Why it’s closing & role of the Allen estate
- Consensus: closure and auction are part of liquidating Paul Allen’s estate.
- Some argue this follows explicit instructions: sell assets and donate proceeds to charity, except for a few specially provided institutions.
- Others think Allen failed at succession planning and didn’t endow LCM (or other projects like the Cinerama), so shutdown is ultimately on him, not the executor.
- A minority sees the executor as hostile or indifferent; others push back, framing it as duty, not spite.
Auctions, valuation, and preservation
- The PDP‑10 (possibly one of very few working examples) draws particular attention; estimates of $30–50k are seen as low by enthusiasts but also reflect huge space, power, and cooling requirements.

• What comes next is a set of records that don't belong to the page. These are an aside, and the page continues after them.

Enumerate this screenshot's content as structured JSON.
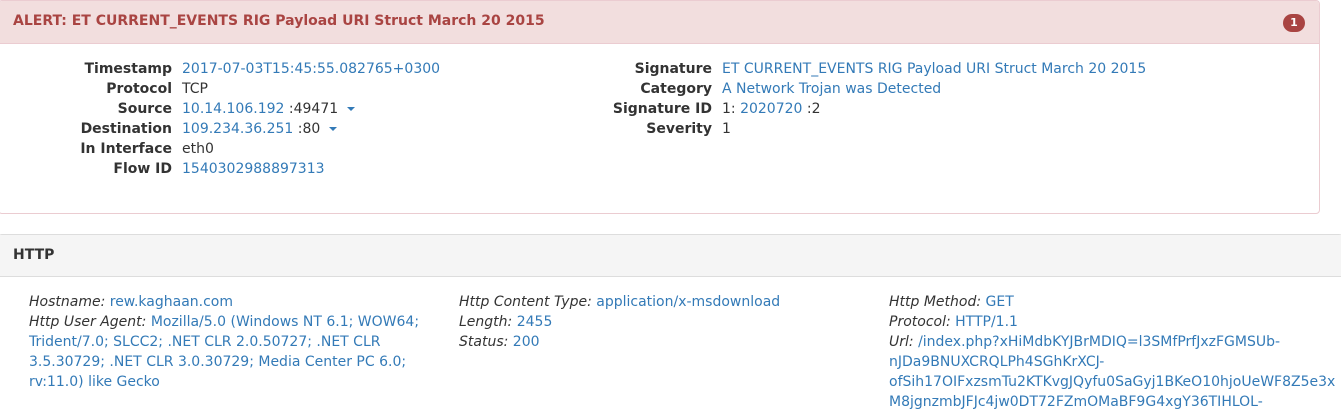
{
  "alert": {
    "title": "ALERT: ET CURRENT_EVENTS RIG Payload URI Struct March 20 2015",
    "count": "1",
    "timestamp_label": "Timestamp",
    "timestamp": "2017-07-03T15:45:55.082765+0300",
    "protocol_label": "Protocol",
    "protocol": "TCP",
    "source_label": "Source",
    "source_ip": "10.14.106.192",
    "source_port": ":49471",
    "destination_label": "Destination",
    "destination_ip": "109.234.36.251",
    "destination_port": ":80",
    "interface_label": "In Interface",
    "interface": "eth0",
    "flow_label": "Flow ID",
    "flow_id": "1540302988897313",
    "signature_label": "Signature",
    "signature": "ET CURRENT_EVENTS RIG Payload URI Struct March 20 2015",
    "category_label": "Category",
    "category": "A Network Trojan was Detected",
    "sigid_label": "Signature ID",
    "sigid_gid": "1:",
    "sigid_sid": "2020720",
    "sigid_rev": ":2",
    "severity_label": "Severity",
    "severity": "1"
  },
  "http": {
    "title": "HTTP",
    "hostname_label": "Hostname:",
    "hostname": "rew.kaghaan.com",
    "useragent_label": "Http User Agent:",
    "useragent_lines": [
      "Mozilla/5.0 (Windows NT 6.1; WOW64;",
      "Trident/7.0; SLCC2; .NET CLR 2.0.50727; .NET CLR",
      "3.5.30729; .NET CLR 3.0.30729; Media Center PC 6.0;",
      "rv:11.0) like Gecko"
    ],
    "content_type_label": "Http Content Type:",
    "content_type": "application/x-msdownload",
    "length_label": "Length:",
    "length": "2455",
    "status_label": "Status:",
    "status": "200",
    "method_label": "Http Method:",
    "method": "GET",
    "protocol_label": "Protocol:",
    "protocol": "HTTP/1.1",
    "url_label": "Url:",
    "url_lines": [
      "/index.php?xHiMdbKYJBrMDIQ=l3SMfPrfJxzFGMSUb-",
      "nJDa9BNUXCRQLPh4SGhKrXCJ-",
      "ofSih17OIFxzsmTu2KTKvgJQyfu0SaGyj1BKeO10hjoUeWF8Z5e3x",
      "M8jgnzmbJFJc4jw0DT72FZmOMaBF9G4xgY36TIHLOL-"
    ]
  },
  "colors": {
    "alert_bg": "#f2dede",
    "alert_text": "#a94442",
    "link": "#337ab7"
  }
}
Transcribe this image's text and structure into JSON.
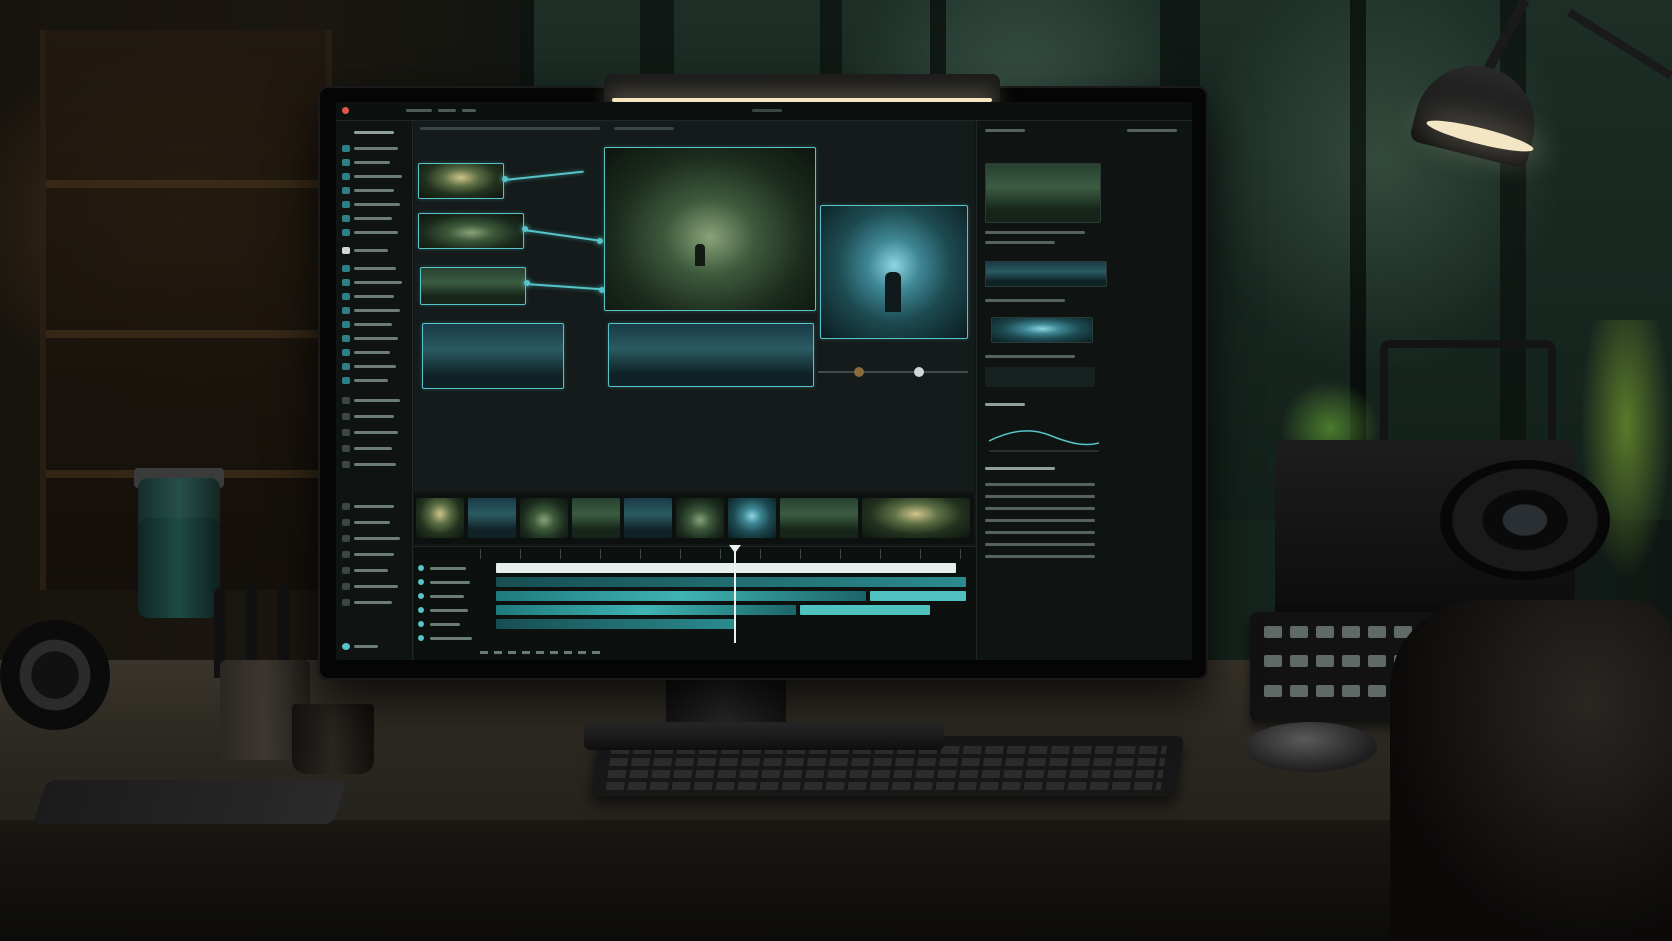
{
  "scene": {
    "description_type": "photograph",
    "monitor_screen": {
      "app_title": "",
      "menu_labels": [],
      "colors": {
        "accent": "#56c4c9",
        "panel": "#0f1413",
        "canvas": "#141b1a",
        "record_dot": "#e0584e"
      }
    }
  }
}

- Some argue parting out the collection may actually increase odds that key machines are preserved by serious collectors or other museums; others fear pieces will vanish into private hands or scrap.

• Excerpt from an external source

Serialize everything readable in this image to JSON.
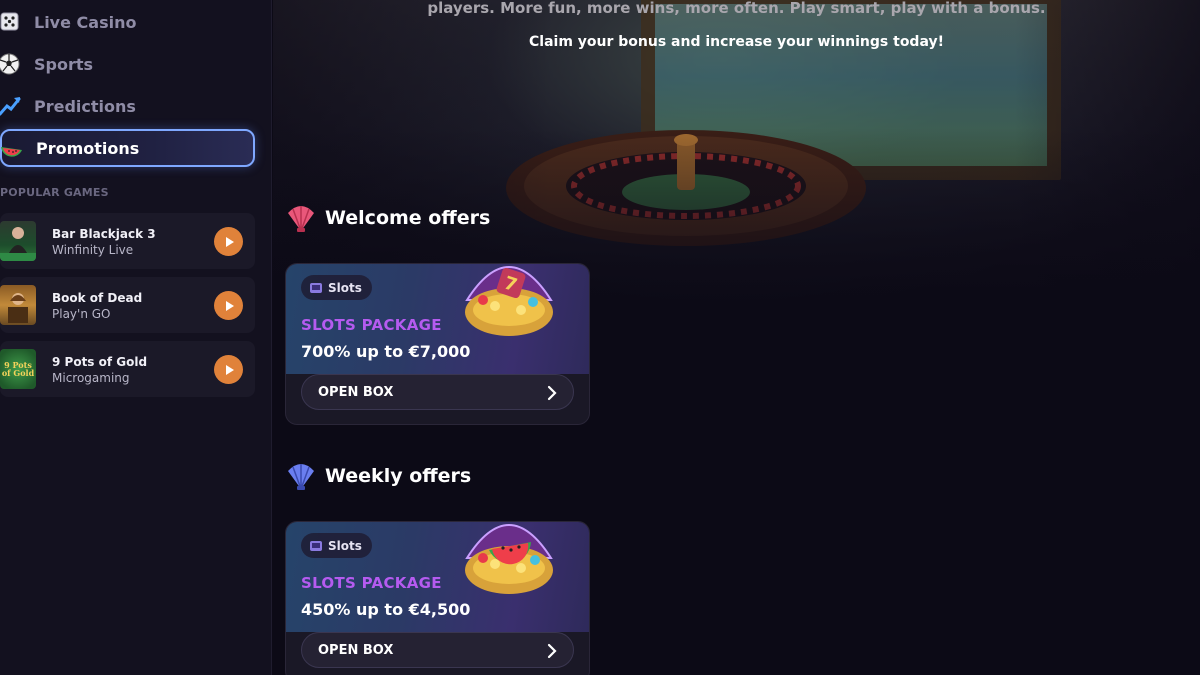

- Questions arise about whether donations should be returned rather than sold; reply: legally, donations can be deaccessioned.
Alternatives and missed opportunities
- Many wish the Computer History Museum, universities, or rich tech figures (especially in Seattle or the Bay Area) would step in to buy or endow the collection; nothing like that appears to be happening.
- Other computer/tech museums worldwide are mentioned as partial consolation, but none match LCM’s scale plus interactivity.
Broader themes: museums, collections, and legacy
- Thread broadens into how fragile small and mid‑size museums are, and how passion projects die without endowments or institutional backing.
- Multiple anecdotes describe personal or family collections (art, stamps, trains, vintage computers, phones, cap guns, high‑end audio) selling for a fraction of acquisition cost.
- Takeaway: collect for love, not investment; if you want a collection or museum to outlive you, you must plan and fund it explicitly.